Newly proposed cuts in federal crop insurance subsidies could save $16 billion in taxpayer funds over a decade without imperiling farming or food production in America.
Naturally, farm-state politicians such as U.S. Sen. Pat Roberts of Kansas oppose the idea, put forward in the new budget of President Barack Obama.
The budget “turns a deaf ear to our nation’s farmers and ranchers by directly cutting the very tool that helps growers produce a safe and affordable food supply year after year,” Roberts said.
That’s unfair and over-the-top rhetoric.
Under the new plan, crop insurance would remain widely available to large farming operations and to smaller family farms. The people who produce crops that can be insured would not face the prospects of boom or bust, depending on the vagaries of the weather.
Instead, the change would force farmers to make smarter decisions about how and what they plant.
Slicing federal support for crop insurance also would put more pressure on the private agencies that make hundreds of millions of dollars a year administering the program to seek out waste and fraud that occur because of unscrupulous farmers and some insurance agents.

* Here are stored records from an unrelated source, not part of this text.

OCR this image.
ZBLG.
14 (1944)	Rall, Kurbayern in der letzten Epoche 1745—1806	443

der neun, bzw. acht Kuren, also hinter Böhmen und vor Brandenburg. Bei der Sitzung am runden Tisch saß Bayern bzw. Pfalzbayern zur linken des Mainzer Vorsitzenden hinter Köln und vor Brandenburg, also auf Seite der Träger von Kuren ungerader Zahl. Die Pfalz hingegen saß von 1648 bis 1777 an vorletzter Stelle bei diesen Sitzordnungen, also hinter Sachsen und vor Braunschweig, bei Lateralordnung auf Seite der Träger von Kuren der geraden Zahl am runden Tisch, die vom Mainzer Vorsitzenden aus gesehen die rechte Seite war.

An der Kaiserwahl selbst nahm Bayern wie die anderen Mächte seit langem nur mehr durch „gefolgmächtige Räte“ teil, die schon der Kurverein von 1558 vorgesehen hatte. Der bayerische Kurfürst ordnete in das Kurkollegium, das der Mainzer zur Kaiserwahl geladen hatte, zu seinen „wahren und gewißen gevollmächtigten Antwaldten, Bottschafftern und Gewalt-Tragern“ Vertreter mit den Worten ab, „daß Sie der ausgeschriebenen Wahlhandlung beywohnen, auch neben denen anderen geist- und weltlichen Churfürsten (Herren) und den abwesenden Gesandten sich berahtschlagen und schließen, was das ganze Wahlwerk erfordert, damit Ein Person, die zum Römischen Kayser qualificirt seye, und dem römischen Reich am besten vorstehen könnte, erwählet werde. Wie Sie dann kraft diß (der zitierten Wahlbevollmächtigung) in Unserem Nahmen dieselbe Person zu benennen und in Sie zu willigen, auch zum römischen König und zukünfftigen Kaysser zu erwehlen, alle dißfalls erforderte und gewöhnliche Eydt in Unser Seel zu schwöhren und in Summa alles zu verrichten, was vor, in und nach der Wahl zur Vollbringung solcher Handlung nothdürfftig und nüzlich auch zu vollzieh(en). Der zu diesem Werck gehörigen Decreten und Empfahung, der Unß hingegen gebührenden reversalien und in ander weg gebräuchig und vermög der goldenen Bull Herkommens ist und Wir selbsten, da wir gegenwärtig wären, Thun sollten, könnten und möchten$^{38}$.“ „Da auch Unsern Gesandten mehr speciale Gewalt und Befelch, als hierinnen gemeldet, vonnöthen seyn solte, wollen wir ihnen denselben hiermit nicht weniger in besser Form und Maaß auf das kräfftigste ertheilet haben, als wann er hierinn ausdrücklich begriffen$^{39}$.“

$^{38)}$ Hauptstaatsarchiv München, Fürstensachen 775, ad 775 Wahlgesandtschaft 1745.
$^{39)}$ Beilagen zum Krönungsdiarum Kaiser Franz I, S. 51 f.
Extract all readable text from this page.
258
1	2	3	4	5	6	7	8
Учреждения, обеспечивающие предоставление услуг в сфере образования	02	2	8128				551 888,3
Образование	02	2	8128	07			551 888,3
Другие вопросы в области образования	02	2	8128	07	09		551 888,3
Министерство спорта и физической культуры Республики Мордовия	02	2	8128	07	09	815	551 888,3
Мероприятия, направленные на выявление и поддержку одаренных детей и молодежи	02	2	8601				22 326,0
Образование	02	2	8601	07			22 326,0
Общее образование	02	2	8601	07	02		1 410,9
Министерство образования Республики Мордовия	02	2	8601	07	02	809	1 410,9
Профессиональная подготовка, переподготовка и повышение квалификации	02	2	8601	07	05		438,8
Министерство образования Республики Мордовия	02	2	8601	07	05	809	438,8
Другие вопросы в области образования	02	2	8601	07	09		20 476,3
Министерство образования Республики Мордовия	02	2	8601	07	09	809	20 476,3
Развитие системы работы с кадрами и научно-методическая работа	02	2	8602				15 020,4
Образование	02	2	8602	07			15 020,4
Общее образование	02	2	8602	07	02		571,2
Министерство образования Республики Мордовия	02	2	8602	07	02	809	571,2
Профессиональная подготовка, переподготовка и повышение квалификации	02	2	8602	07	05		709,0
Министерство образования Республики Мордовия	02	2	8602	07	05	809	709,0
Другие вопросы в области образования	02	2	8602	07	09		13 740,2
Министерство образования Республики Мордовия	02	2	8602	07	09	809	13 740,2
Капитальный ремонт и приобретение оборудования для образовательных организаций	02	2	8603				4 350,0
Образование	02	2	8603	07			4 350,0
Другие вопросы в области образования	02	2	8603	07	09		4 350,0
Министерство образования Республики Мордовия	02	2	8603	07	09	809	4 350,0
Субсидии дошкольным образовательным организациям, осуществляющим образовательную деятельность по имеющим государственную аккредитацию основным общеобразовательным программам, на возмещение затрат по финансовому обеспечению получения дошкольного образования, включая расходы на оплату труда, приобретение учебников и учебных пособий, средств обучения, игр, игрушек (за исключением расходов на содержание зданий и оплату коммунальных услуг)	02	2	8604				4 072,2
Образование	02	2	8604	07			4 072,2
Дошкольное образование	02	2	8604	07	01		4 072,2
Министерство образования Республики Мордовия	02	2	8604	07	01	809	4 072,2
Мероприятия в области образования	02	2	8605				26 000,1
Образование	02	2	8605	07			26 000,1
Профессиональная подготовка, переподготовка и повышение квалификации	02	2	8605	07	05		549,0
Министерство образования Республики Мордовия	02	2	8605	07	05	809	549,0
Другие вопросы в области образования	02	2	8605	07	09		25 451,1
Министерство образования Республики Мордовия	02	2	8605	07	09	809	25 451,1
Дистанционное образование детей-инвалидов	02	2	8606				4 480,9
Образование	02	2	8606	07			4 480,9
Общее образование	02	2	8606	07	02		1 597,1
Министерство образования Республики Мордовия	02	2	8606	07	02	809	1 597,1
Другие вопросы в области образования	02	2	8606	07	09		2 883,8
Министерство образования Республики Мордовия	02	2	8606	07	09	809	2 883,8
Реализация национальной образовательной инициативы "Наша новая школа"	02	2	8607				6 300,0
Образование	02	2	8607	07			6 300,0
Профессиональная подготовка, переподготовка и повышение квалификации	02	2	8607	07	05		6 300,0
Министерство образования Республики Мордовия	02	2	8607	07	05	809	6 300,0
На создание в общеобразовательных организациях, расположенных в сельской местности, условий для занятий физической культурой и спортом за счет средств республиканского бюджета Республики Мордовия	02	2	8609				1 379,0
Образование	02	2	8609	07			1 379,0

Members of Congress ought to be focused on passing a bipartisan farm bill that would establish stricter crop insurance rules to protect taxpayers as well as farmers. Instead, Congress often ends up expanding the program’s cost to taxpayers.
Obama has offered his version of a more positive way forward on this tricky issue. Opponents who simply want to keep the status quo, which is mostly friendly to farmers and insurance agencies, are not acting in the nation’s best long-term interests.